Tyler's Turn Blog

Theological Science
I'm amused by how much the scientists in certain fields sound like theologians. I've been reading The Next Fifty Years, a book of essays by scientists discussing the future of their fields, and some of them remind me so much of the theologians I studied in seminary.

The theological scientists are usually those dealing with subjects they can't control for the purpose of experiments, and therefore have very little hard data on. The latest are astrobiologists — those who study life on other planets. (Yes, there really is such a field of science.)

The main problem for astrobiologists is that we've never actually encountered any life from other planets. So, astrobiology is entirely theoretical.

However, if there is life on other planets, the astrobiologists can tell you what it might look and act like. They can also tell you how it probably came to be — this field is known as biogenesis (that phrase sounds familiar). For discussions of biogenesis, astrobiologists rely a great deal on the ideas of evolutionary biology, another branch of science that deals with subjects beyond experimentation.

As with theologians who tend to make God in their own image, theoretical/theological scientists tend to make their subjects in their image.

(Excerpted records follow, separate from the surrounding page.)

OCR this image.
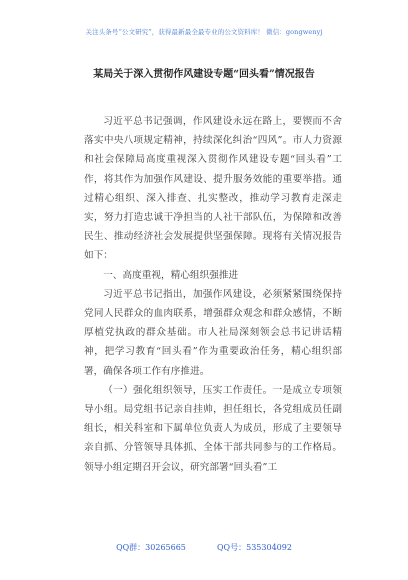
关注头条号“公文研究”，获得最新最全最专业的公文资料库！ 微信：gongwenyj
某局关于深入贯彻作风建设专题“回头看”情况报告

习近平总书记强调，作风建设永远在路上，要锲而不舍落实中央八项规定精神，持续深化纠治“四风”。市人力资源和社会保障局高度重视深入贯彻作风建设专题“回头看”工作，将其作为加强作风建设、提升服务效能的重要举措。通过精心组织、深入排查、扎实整改，推动学习教育走深走实，努力打造忠诚干净担当的人社干部队伍，为保障和改善民生、推动经济社会发展提供坚强保障。现将有关情况报告如下：

一、高度重视，精心组织强推进

习近平总书记指出，加强作风建设，必须紧紧围绕保持党同人民群众的血肉联系，增强群众观念和群众感情，不断厚植党执政的群众基础。市人社局深刻领会总书记讲话精神，把学习教育“回头看”作为重要政治任务，精心组织部署，确保各项工作有序推进。

（一）强化组织领导，压实工作责任。一是成立专项领导小组。局党组书记亲自挂帅，担任组长，各党组成员任副组长，相关科室和下属单位负责人为成员，形成了主要领导亲自抓、分管领导具体抓、全体干部共同参与的工作格局。领导小组定期召开会议，研究部署“回头看”工

QQ群：30265665	QQ号：535304092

Of course, all forms of science and philosophy are getting better about trying not to anthropomorphise (March of the Penguins aside): Astrobiologists no longer search for venetian-style canals on Mars. Evolutionary biologists no longer believe modern humans are the pinnacle of a seamless evolutionary pyramid. And theologians are beginning to realize that God is probably not a giant man with a white beard.

However, the pull toward anthropomorphism is always there, and a lack of hard data will always lead some people to make things up. I once read that we are most adamant about that of which we are least sure. If so, it explains why evolutionary biologists and creationists are so loud and argumentative -- neither knows what really happened long before we were born.